The light switch in your room is a 2-wire system. A single switch turns on and turns off the light. Two wires are required at the light.
I tried to think of a household example of a 3-wire system in household use and wasn’t able to think of a commonly used example. Most circuits in a home use 2-wire systems. An example from industry is a fan or pump which is started with as Start button and stopped with a Stop button. This requires a minimum of 3 wires to the pump starter.
It is clear the 2-wire system is less expensive.
One consideration with 2-wire motor starters is that many safety codes require that if power is lost and restored, the machine shall not start without the operator re-initiating the start. No harm with a light switch, but there is with a table saw, or in-running nip, or a slitter blade.
A 3-wire system will automatically stop and remain stopped after a power outage.
Are either of these systems fail-safe? On a 2-wire system, if any wire is cut, the motor will stop. On a 3-wire system if the stop wire is cut, the motor will stop. If the start wire is cut, the drive will continue to run, but cannot be re-started. Both of these are fail-safe.
We do not need the buttons. A PLC or drive controller can start or stop drives with hardwired outputs using a 2-wire or 3-wire system. Safety comments are identical to the button case.
We do not need the hardwired signals. The PLC or drive controller can start or stop the motor over a communication link using a 2-wire or 3-wire system. These systems can be easily programmed to prevent restart on loss and restoration of power. Separate means such as stop on communications fault are required to make this system fail-safe.
In all cases the 2 wire system is lower cost. Safety considerations are equivalent for either method.
Note: a risk assessment may determine that more than 2 and more than 3 wires are required to achieve the required safety performance level or classification. The discussion above is for normal starts and stops, not safety interlocked stops.
Thursday, November 14, 2013 6:14 PM
Would a deadman's switch on a lawnmower be a 3-wire system?

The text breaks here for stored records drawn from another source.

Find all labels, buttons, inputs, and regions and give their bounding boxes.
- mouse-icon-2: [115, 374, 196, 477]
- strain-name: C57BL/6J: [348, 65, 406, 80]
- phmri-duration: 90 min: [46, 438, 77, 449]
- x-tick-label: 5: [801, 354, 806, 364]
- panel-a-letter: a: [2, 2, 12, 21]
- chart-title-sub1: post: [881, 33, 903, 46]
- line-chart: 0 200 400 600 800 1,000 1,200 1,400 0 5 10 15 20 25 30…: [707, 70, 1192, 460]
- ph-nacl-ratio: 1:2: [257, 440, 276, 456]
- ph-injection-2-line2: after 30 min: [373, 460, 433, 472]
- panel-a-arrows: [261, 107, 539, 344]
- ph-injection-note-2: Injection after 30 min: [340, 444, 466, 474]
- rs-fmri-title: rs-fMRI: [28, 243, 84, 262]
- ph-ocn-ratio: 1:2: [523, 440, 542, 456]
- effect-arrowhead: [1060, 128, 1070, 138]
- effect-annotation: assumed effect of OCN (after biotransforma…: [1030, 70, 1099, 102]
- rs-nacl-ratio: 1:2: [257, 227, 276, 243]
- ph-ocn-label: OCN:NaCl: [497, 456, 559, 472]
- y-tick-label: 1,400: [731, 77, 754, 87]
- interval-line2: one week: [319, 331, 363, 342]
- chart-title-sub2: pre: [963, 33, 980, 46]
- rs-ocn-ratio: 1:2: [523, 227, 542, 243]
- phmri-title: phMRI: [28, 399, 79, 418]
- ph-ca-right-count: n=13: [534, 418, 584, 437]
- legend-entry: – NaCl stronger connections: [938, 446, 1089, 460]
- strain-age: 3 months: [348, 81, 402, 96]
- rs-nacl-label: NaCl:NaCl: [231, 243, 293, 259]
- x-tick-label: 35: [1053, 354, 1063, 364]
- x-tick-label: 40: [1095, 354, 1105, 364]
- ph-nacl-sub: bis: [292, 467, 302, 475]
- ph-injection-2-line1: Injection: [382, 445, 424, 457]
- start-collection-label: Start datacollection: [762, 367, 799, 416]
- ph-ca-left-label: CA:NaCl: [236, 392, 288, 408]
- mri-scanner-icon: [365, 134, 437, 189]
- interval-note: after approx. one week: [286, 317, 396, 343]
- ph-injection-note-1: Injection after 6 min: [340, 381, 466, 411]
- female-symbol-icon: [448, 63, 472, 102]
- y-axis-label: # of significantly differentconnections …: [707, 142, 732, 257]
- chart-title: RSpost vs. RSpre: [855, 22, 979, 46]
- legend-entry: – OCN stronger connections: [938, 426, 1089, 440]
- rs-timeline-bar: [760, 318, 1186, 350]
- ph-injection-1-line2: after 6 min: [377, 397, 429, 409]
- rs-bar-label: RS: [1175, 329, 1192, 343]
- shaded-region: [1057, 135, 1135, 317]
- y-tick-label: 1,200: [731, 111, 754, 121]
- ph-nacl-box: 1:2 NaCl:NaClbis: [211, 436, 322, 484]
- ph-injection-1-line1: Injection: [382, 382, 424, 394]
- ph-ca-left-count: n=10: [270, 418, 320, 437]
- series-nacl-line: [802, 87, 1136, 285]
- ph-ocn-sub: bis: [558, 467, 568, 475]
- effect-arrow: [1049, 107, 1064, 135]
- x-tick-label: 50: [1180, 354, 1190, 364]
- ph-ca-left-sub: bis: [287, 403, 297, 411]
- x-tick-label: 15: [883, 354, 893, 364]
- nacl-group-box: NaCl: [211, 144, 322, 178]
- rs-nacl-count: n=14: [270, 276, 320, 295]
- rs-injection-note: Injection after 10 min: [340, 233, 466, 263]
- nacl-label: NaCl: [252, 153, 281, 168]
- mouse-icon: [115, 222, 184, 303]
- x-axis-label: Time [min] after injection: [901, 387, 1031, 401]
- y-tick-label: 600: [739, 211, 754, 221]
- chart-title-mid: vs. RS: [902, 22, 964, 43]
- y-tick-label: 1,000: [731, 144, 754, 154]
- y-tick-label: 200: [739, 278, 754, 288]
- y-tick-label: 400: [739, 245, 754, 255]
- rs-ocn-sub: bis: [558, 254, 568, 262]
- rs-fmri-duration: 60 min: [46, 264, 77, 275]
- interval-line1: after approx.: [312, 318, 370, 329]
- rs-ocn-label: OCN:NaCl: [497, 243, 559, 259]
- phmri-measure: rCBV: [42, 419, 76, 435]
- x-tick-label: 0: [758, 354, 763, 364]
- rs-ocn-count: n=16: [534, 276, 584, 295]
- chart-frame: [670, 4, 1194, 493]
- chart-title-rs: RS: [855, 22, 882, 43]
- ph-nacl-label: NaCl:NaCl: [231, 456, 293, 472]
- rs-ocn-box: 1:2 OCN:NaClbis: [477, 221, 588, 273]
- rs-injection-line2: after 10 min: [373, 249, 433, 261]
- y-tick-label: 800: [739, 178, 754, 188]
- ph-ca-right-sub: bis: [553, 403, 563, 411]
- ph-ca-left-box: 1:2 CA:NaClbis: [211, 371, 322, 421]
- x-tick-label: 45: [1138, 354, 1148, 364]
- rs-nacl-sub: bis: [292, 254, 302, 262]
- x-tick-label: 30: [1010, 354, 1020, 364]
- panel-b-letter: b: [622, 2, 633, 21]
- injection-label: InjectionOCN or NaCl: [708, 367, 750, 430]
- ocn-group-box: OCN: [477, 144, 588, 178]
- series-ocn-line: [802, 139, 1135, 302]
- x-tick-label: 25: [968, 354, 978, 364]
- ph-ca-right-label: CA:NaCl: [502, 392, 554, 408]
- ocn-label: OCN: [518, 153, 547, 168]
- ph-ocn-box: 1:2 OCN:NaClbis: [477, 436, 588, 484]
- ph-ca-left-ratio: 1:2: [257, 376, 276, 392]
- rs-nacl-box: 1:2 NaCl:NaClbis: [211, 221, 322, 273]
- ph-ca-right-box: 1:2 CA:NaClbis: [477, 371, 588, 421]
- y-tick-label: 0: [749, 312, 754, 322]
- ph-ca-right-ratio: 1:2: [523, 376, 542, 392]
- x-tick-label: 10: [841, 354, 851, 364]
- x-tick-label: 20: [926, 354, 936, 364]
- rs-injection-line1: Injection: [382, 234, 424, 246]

It won't start without the deadman's switch engaged and will stop if either 'off' or the swigch are triggered.
Friday, November 15, 2013 1:27 AM
The deadman's switch as wired in the past could have been done with either 2-wire or 3-wire methods. A contact on the switch would have interrupted power to the run command or initiated a stop command.
Today, if a deadman's switch was required, the risk assessment would probably call for a certain performance level (PL) or CATegory or SIL level of the system. The level would most likely require two (redundant) 2-wire systems for the deadman's switch, several wires to connect to the source of power (lawn mower motor), and two more wires to verify that the motor has stopped.
A lot has happened in industrial safety in the past 20 years and requirements are increasing all the time. Presently the EU Performance Level (PLa to e) classifications most completely define safety performance over the life of a machine and for all the tasks anticipated for that machine.
Tuesday, October 20, 2015 5:21 PM
I have to completely disagree with the statement: "In all cases the 2 wire system is lower cost. Safety considerations are equivalent for either method."
You are forgetting about the Processing/Signal time for a PLC to drop its output on loss of control power. In most cases there is still a hardwired Stop button as well, and if this is installed as a Momentary on a 2 wire control from a PLC/DCS you have a huge safety concern, and equipment failure concern.
Tuesday, October 20, 2015 11:18 PM
You are correct about the scan time using a PLC. The PLC adds its scan time plus 2 I/O scans plus communication time to the drive. This time may or may not be significant compared with the drive stopping time.
A normally open pushbutton should never be used with a two wire start circuit.
A risk assessment with determine the appropriate safety performance. A an approved latching E-Stop and guard interlocks may be needed. The buttons will have to be arranged in a recognized safety architecture (category). This may involve safety relays, safety PLCs, Safe Torque Off (STO) or Safe Speed drives.
I retract my statements about safety in regard to the start circuit. A risk assessment will be required before designing the circuit.